High drama accompanies retirement investing TV commercials

Anissa Ford's picture

Post 9/11, post Bernie Madoff, and post Iraq war recession, television ads on investing and retirement accounts have become high drama marketing.

To date, most on-air financial planning advertisements commercials are pretty light. Those ads, like ING’s “What’s Your Number” promote images of financially secure individuals actively planning for retirement. There's picture perfect scenery absent any real world hints that retirement investments can go and do go awry.

American Bullion’s commercial, "What's Really in Your Retirement Account" produced by Seven Pictures Corporate Video, solemnly depicts a dark and smoky world for U.S. retirees who have not invested in their futures wisely. The retired couple walks into a large bank and they're good people, the lighting suggests they're virtual angels because a halo surrounds them.
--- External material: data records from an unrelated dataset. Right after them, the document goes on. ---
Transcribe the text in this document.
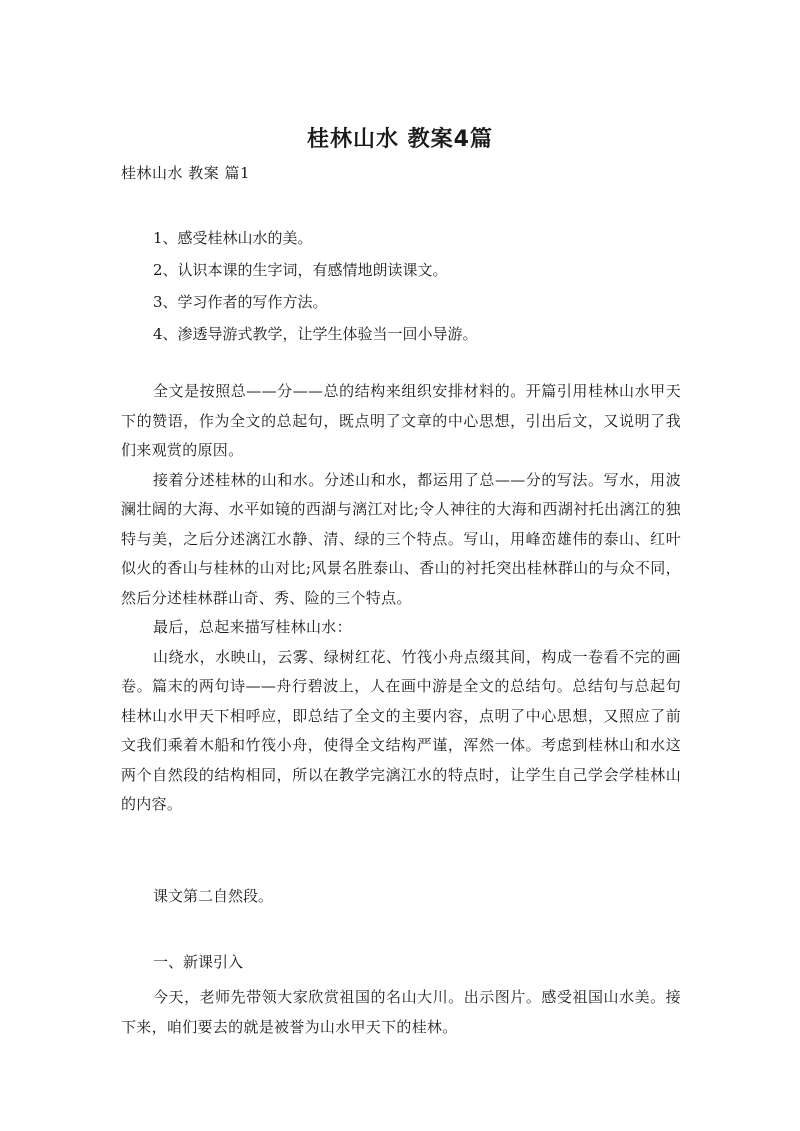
桂林山水 教案4篇

桂林山水 教案 篇1

1、感受桂林山水的美。
2、认识本课的生字词，有感情地朗读课文。
3、学习作者的写作方法。
4、渗透导游式教学，让学生体验当一回小导游。

全文是按照总——分——总的结构来组织安排材料的。开篇引用桂林山水甲天下的赞语，作为全文的总起句，既点明了文章的中心思想，引出后文，又说明了我们来观赏的原因。

接着分述桂林的山和水。分述山和水，都运用了总——分的写法。写水，用波澜壮阔的大海、水平如镜的西湖与漓江对比;令人神往的大海和西湖衬托出漓江的独特与美，之后分述漓江水静、清、绿的三个特点。写山，用峰峦雄伟的泰山、红叶似火的香山与桂林的山对比;风景名胜泰山、香山的衬托突出桂林群山的与众不同，然后分述桂林群山奇、秀、险的三个特点。

最后，总起来描写桂林山水：

山绕水，水映山，云雾、绿树红花、竹筏小舟点缀其间，构成一卷看不完的画卷。篇末的两句诗——舟行碧波上，人在画中游是全文的总结句。总结句与总起句桂林山水甲天下相呼应，即总结了全文的主要内容，点明了中心思想，又照应了前文我们乘着木船和竹筏小舟，使得全文结构严谨，浑然一体。考虑到桂林山和水这两个自然段的结构相同，所以在教学完漓江水的特点时，让学生自己学会学桂林山的内容。

课文第二自然段。

一、新课引入

今天，老师先带领大家欣赏祖国的名山大川。出示图片。感受祖国山水美。接下来，咱们要去的就是被誉为山水甲天下的桂林。
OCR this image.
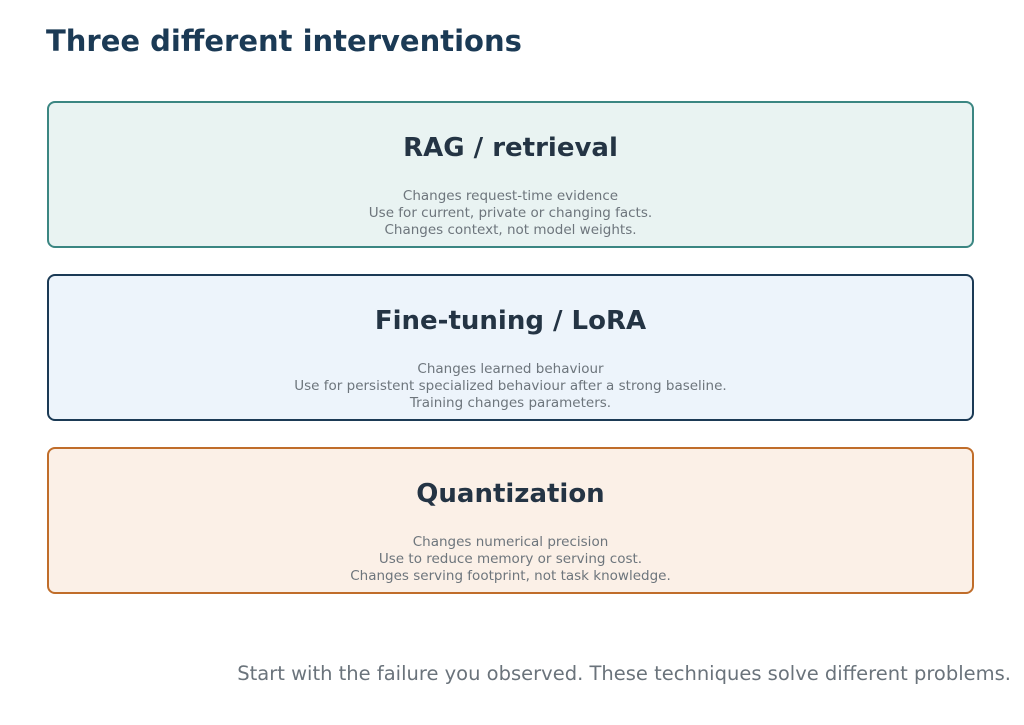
Three different interventions
RAG / retrieval
Changes request-time evidence
Use for current, private or changing facts.
Changes context, not model weights.
Fine-tuning / LoRA
Changes learned behaviour
Use for persistent specialized behaviour after a strong baseline.
Training changes parameters.
Quantization
Changes numerical precision
Use to reduce memory or serving cost.
Changes serving footprint, not task knowledge.
Start with the failure you observed. These techniques solve different problems.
The couple seeks a full withdrawal from their retirement account. The bank teller, a human automated attendant, with perfect eye contact and a robosmile, stacks worthless piles of paper money envelopes. There is no money, not even one dollar bill, just white paper neatly stacked. The bank teller even has a little more to the pauper pile. The couple waits and the teller adds a few more paper squares, 4" by 6" memo sheets.

Seven Pictures and American Bullion's "What's Really in Your Retirement Account" commercial is a stark reminder of the zombie like disregard for the lives of the aging population due to investment fraud that has struck the contemporary baby boomer population hardest. A souring economy, bad investments and ruthless investors are the smart and clear antagonists in the"What's Really in Your Retirement Account: television advertisement.

Viewers garner full sympathy for the attractive older couple. Their riches to rags story isn’t being told to fiction or mass media audiences in either literature or film. The only modern exception may be Downsized, the WE channel reality that series follows a blended families' relationship and recovery after the housing industry, thus the head of household's primary income, collapsed.

Downsized is a sobering tale and has been awarded for its original writing for new media by the 2012 Writer’s Guild. But the enchanted aging couple in the American Bullion commercial are representative images of the personal toll American and European economic decline has on American citizens—a broad group that overall enjoys leisure and travel as a reward for hard work.

An announcer intervenes and asks viewers isn’t it time to invest in something real. Not that other accounts— tech, green and otherwise— aren’t “real,” but gold is movable and has immediate redeemable cash value.

Today’s advisors say that $1500 per ounce (the current price of gold), compared to 2008’s $800 per ounce, is low. Traders are courting new gold investors . Retired couples like the pair in the American Bullion commercial are a target audience because they represent the set of new investors who have the financial potential to actively participate in the gold exchange.

In the American Bullion ad, blue hues and lighting tie and serve as memory for the dramatic reenactment and magnification of a tragic financial experience suffered by archetypal and sympathetic characters—European/American, and wealthy, carefree protagonists.

Seven Pictures has reversed the patriarchal role synonymous with financial investment television advertising. This time, the actor who would deliver the plea to call now and invest or trade gold is a helpless victim. He’s a sympathetic hero whose been wronged by banks and investments, but his situation can stabilize pretty certainly, with an investment in solid gold.

The story line and visuals are a sharp contrast from gold investing commercials where some established member of the patriarchy, celebrity or otherwise, touts on to investors of no particular circumstance about gold investing. Robert Wood talks sincerely about reversed mortgages or Fred Thompson has a few words about life insurance.

Financial advertising, particularly for television, has plenty space to market and target particular consumer audiences, particularly in the endeavor of finding new markets previously dominated and occupied by a few wealthy and elite shareholders.